My wife says Ehrlich's THE POPULATION BOMB was the scariest book she ever read. It's on my list.

I remember Ehrlich from my undergraduate days and often think of the idea of carrying capacity during PO discussions. But, here we have something more than the ecological notion of carrying capacity. And, something a bit more worrying. Petroleum. as an energy source represents a species peak. of sorts, in the exploitation of stored carbon through the use of rather ingenious technologies that got rolling about nine or ten thousand years ago. First corn (grains generally) for a long long time, then coal, and then petroleum. Each of these had their own malthusian scare in there time (Malthus for corn, William STanley Jevons for coal (in the 19th century) see: http://www-dse.ec.unipi.it/luzzati/italiano/didattica/jevonsparadox.htm, for more info on Jevons). And Hubbert for oil.

We have achieved so much because of our capacity to exploit the energy stored in carbon-based sources and the have refined that technology over the millenia to the present. Now, we have about 6 billion people, all here because the of unique carbon-based energy storage characteritics of petroleum and related products and our technoligies for exploiting them.
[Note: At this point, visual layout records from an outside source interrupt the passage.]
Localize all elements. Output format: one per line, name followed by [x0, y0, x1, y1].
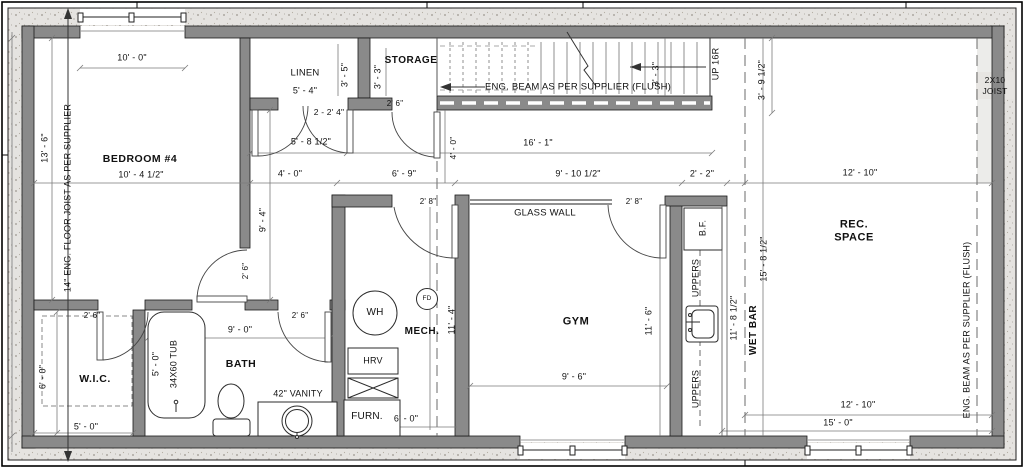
dim-gym-width-top: 9' - 10 1/2" — [555, 170, 600, 179]
dim-bedroom-height: 13' - 6" — [41, 133, 50, 163]
dim-tub-length: 5' - 0" — [152, 352, 161, 376]
dim-bath-width: 9' - 0" — [228, 326, 252, 335]
dim-linen-depth: 3' - 5" — [341, 63, 350, 87]
note-2x10-joist-2: JOIST — [982, 87, 1007, 96]
toilet-tank — [213, 419, 250, 436]
note-hrv: HRV — [363, 357, 382, 366]
dim-bedroom-door: 2' 6" — [242, 263, 250, 280]
dim-furn-width: 6' - 0" — [394, 415, 418, 424]
room-label-linen: LINEN — [291, 68, 320, 78]
dim-double-door: 2 - 2' 4" — [314, 108, 345, 117]
dim-stairs-width: 3' - 3" — [652, 62, 661, 86]
dim-hall-width: 4' - 0" — [278, 170, 302, 179]
dim-wic-width: 5' - 0" — [74, 423, 98, 432]
toilet-bowl — [218, 384, 244, 418]
dim-stairs-offset: 3' - 9 1/2" — [758, 60, 767, 100]
note-furnace: FURN. — [351, 412, 383, 422]
room-label-bedroom: BEDROOM #4 — [103, 154, 177, 165]
room-label-bath: BATH — [226, 359, 256, 370]
dim-hall-6-9: 6' - 9" — [392, 170, 416, 179]
note-floor-joist: 14" ENG. FLOOR JOIST AS PER SUPPLIER — [64, 104, 73, 292]
room-label-wic: W.I.C. — [79, 374, 111, 385]
dim-bath-door: 2' 6" — [292, 312, 309, 320]
dim-mech-door: 2' 8" — [420, 198, 437, 206]
note-bar-fridge: B.F. — [699, 220, 708, 236]
room-label-gym: GYM — [563, 317, 590, 328]
dim-hall-depth: 4' - 0" — [449, 136, 458, 159]
dim-gym-door: 2' 8" — [626, 198, 643, 206]
dim-wic-height: 6' - 0" — [39, 365, 48, 389]
dim-bedroom-width: 10' - 4 1/2" — [118, 171, 163, 180]
room-label-mech: MECH. — [405, 327, 440, 337]
dim-linen-width: 5' - 4" — [293, 87, 317, 96]
note-eng-beam-right: ENG. BEAM AS PER SUPPLIER (FLUSH) — [963, 242, 972, 419]
dim-rec-width-top: 12' - 10" — [843, 169, 878, 178]
dim-wetbar-full-height: 15' - 8 1/2" — [760, 236, 769, 281]
room-label-storage: STORAGE — [385, 56, 438, 66]
note-uppers-top: UPPERS — [692, 259, 701, 297]
note-2x10-joist-1: 2X10 — [985, 76, 1006, 85]
dim-gym-width: 9' - 6" — [562, 373, 586, 382]
note-vanity: 42" VANITY — [273, 390, 323, 399]
dim-wetbar-height: 11' - 8 1/2" — [730, 296, 739, 341]
glass-wall-lines — [470, 200, 612, 204]
dim-wetbar-width-top: 2' - 2" — [690, 170, 714, 179]
room-label-rec-1: REC. — [840, 220, 868, 231]
dim-storage-door: 2' 6" — [387, 100, 404, 108]
dim-hall-9-4: 9' - 4" — [259, 208, 268, 232]
dim-rec-width-bottom: 12' - 10" — [841, 401, 876, 410]
note-water-heater: WH — [366, 308, 383, 318]
room-label-wet-bar: WET BAR — [749, 305, 759, 355]
dim-bedroom-window: 10' - 0" — [117, 54, 147, 63]
floorplan-basement: 10' - 0" BEDROOM #4 10' - 4 1/2" 13' - 6… — [0, 0, 1024, 468]
dim-wic-door: 2' 6" — [84, 312, 101, 320]
dim-mech-height: 11' - 4" — [448, 306, 457, 335]
dim-rec-full-width: 15' - 0" — [823, 419, 853, 428]
dim-hall-16: 16' - 1" — [523, 139, 553, 148]
dim-storage-depth: 3' - 3" — [374, 65, 383, 89]
note-floor-drain: FD — [422, 296, 431, 303]
note-glass-wall: GLASS WALL — [514, 208, 576, 218]
note-up-16r: UP 16R — [712, 48, 721, 81]
note-eng-beam-stairs: ENG. BEAM AS PER SUPPLIER (FLUSH) — [485, 82, 671, 92]
dim-hall-opening: 5' - 8 1/2" — [291, 138, 331, 147]
dim-gym-height: 11' - 6" — [645, 307, 654, 336]
note-uppers-bottom: UPPERS — [692, 370, 701, 408]
room-label-rec-2: SPACE — [834, 233, 874, 244]
note-tub: 34X60 TUB — [170, 340, 179, 388]
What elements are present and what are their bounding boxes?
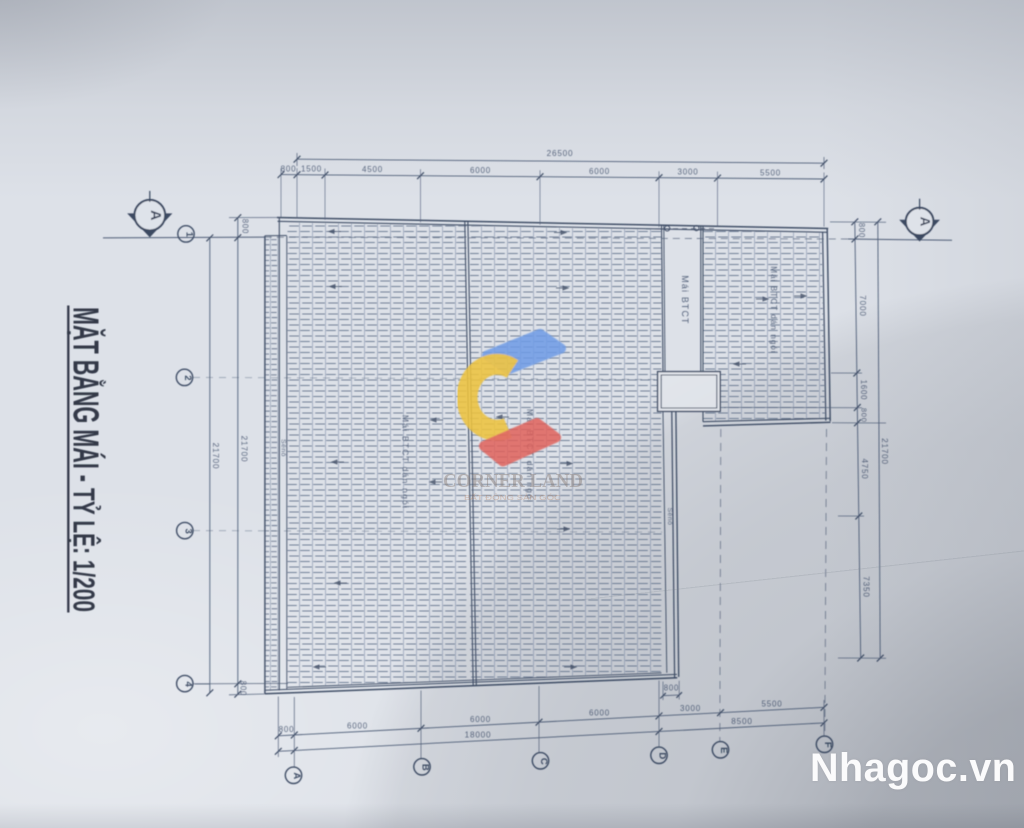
svg-text:18000: 18000 (465, 731, 492, 740)
svg-text:Sênô: Sênô (280, 439, 287, 457)
svg-text:6000: 6000 (470, 715, 491, 724)
svg-text:E: E (718, 747, 729, 753)
svg-text:B: B (420, 764, 431, 771)
svg-text:Mái BTCT dán ngói: Mái BTCT dán ngói (769, 266, 778, 353)
svg-text:1: 1 (184, 232, 195, 238)
svg-text:MẶT BẰNG MÁI -: MẶT BẰNG MÁI - (66, 307, 107, 482)
svg-text:6000: 6000 (347, 721, 368, 730)
svg-text:Sênô: Sênô (666, 508, 673, 526)
svg-text:6000: 6000 (589, 167, 610, 176)
svg-text:A: A (918, 217, 933, 227)
svg-text:3000: 3000 (680, 704, 701, 713)
svg-text:7350: 7350 (862, 576, 871, 597)
svg-text:800: 800 (241, 219, 250, 234)
svg-text:21700: 21700 (240, 436, 249, 463)
svg-text:6000: 6000 (470, 166, 491, 175)
svg-text:Mái BTCT: Mái BTCT (680, 275, 690, 324)
svg-text:800: 800 (279, 725, 295, 734)
svg-text:4750: 4750 (860, 459, 869, 480)
svg-text:A: A (291, 772, 302, 779)
svg-text:3: 3 (182, 528, 193, 533)
svg-text:800: 800 (239, 681, 248, 696)
svg-text:7000: 7000 (858, 295, 867, 316)
svg-text:5500: 5500 (762, 700, 783, 709)
svg-text:800: 800 (664, 684, 679, 693)
svg-text:4500: 4500 (362, 165, 383, 174)
svg-text:1500: 1500 (301, 165, 322, 174)
svg-text:3000: 3000 (678, 168, 699, 177)
svg-text:21700: 21700 (880, 438, 889, 465)
svg-text:21700: 21700 (211, 443, 220, 470)
svg-text:1600: 1600 (859, 380, 868, 401)
svg-text:800: 800 (859, 408, 868, 423)
svg-text:800: 800 (281, 165, 297, 174)
svg-text:CORNER LAND: CORNER LAND (443, 470, 583, 492)
svg-text:BẤT ĐỘNG SẢN GÓC: BẤT ĐỘNG SẢN GÓC (464, 492, 562, 502)
svg-text:A: A (147, 210, 163, 221)
svg-text:D: D (657, 752, 668, 759)
svg-text:2: 2 (182, 375, 193, 380)
svg-text:5500: 5500 (760, 168, 781, 177)
svg-text:26500: 26500 (547, 149, 574, 158)
svg-text:Mái BTCT dán ngói: Mái BTCT dán ngói (401, 415, 411, 509)
svg-text:8500: 8500 (731, 717, 752, 726)
svg-text:800: 800 (857, 223, 866, 238)
svg-text:6000: 6000 (589, 709, 610, 718)
svg-text:C: C (538, 758, 549, 765)
svg-text:4: 4 (182, 681, 193, 687)
svg-text:TỶ LỆ: 1/200: TỶ LỆ: 1/200 (67, 488, 103, 612)
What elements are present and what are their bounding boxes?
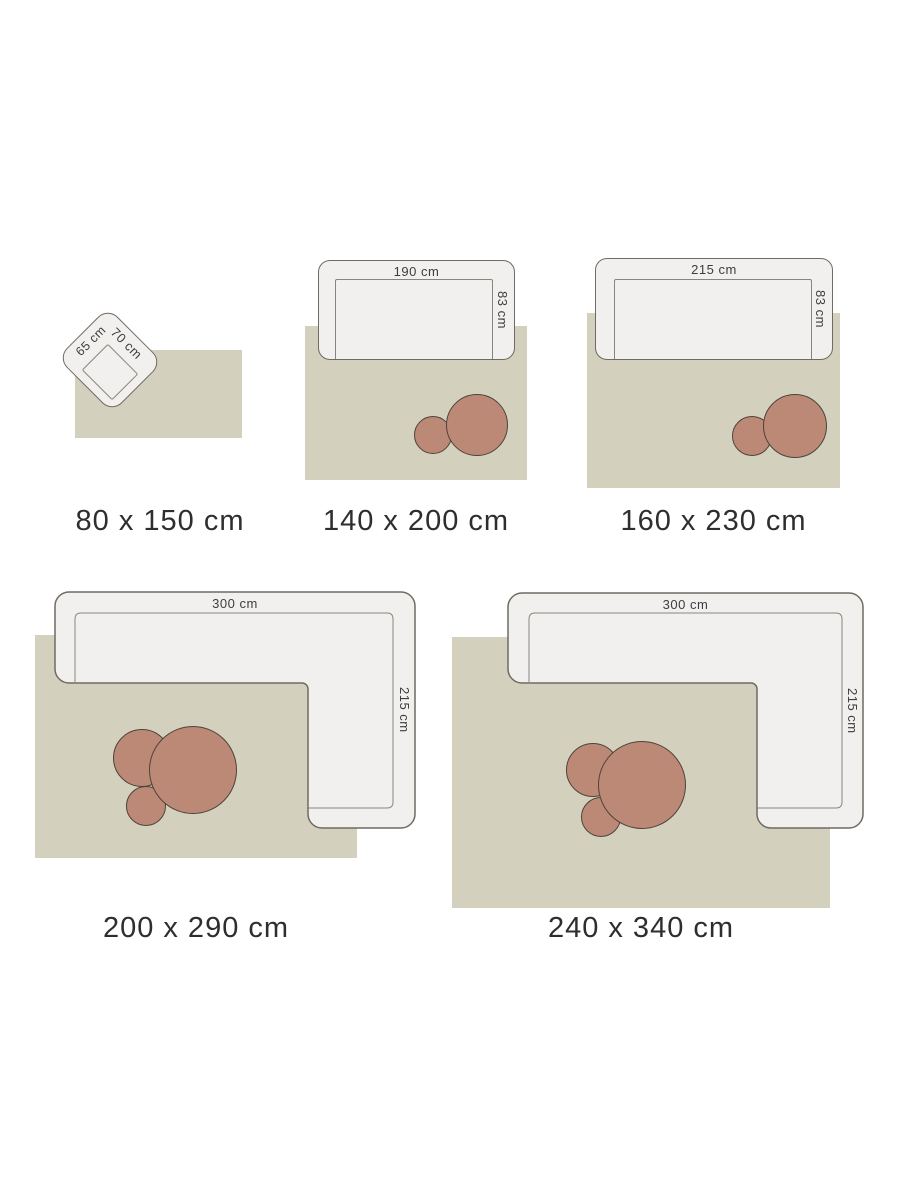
corner-sofa-depth-label: 215 cm (845, 688, 860, 734)
sofa-top-view-icon: 215 cm 83 cm (595, 258, 833, 360)
rug-size-caption: 80 x 150 cm (35, 504, 285, 538)
sofa-depth-label: 83 cm (813, 290, 828, 328)
sofa-width-label: 190 cm (319, 264, 514, 279)
rug-size-caption: 240 x 340 cm (452, 911, 830, 945)
side-table-large-icon (763, 394, 827, 458)
corner-sofa-shape (54, 591, 416, 829)
rug-size-caption: 200 x 290 cm (35, 911, 357, 945)
sofa-depth-label: 83 cm (495, 291, 510, 329)
corner-sofa-outline (55, 592, 415, 828)
corner-sofa-outline (508, 593, 863, 828)
corner-sofa-top-view-icon: 300 cm 215 cm (54, 591, 416, 829)
corner-sofa-width-label: 300 cm (54, 596, 416, 611)
sofa-width-label: 215 cm (596, 262, 832, 277)
corner-sofa-depth-label: 215 cm (397, 687, 412, 733)
corner-sofa-top-view-icon: 300 cm 215 cm (507, 592, 864, 829)
rug-size-caption: 140 x 200 cm (305, 504, 527, 538)
corner-sofa-width-label: 300 cm (507, 597, 864, 612)
sofa-seat (335, 279, 493, 359)
sofa-seat (614, 279, 812, 359)
side-table-large-icon (446, 394, 508, 456)
rug-size-caption: 160 x 230 cm (587, 504, 840, 538)
sofa-top-view-icon: 190 cm 83 cm (318, 260, 515, 360)
corner-sofa-shape (507, 592, 864, 829)
rug-size-guide: 65 cm 70 cm 80 x 150 cm 190 cm 83 cm 140… (0, 0, 900, 1200)
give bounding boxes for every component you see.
Carbon-based energy technologies have greatly expanded our ability to support ourselves, to a level well beyond that of the notion of an ecological carrying capacity (as applied to all other species).

Will there be a carbon-based energy source to replace carbon and allow an even more intensive exploitation of the human ecosystem (what's left of it)... I have yet to see any suggestions that there is.

As for gaining at the exense of others, as a species we are already only gaining now only by killing off most other mammals and many non-mammals as well.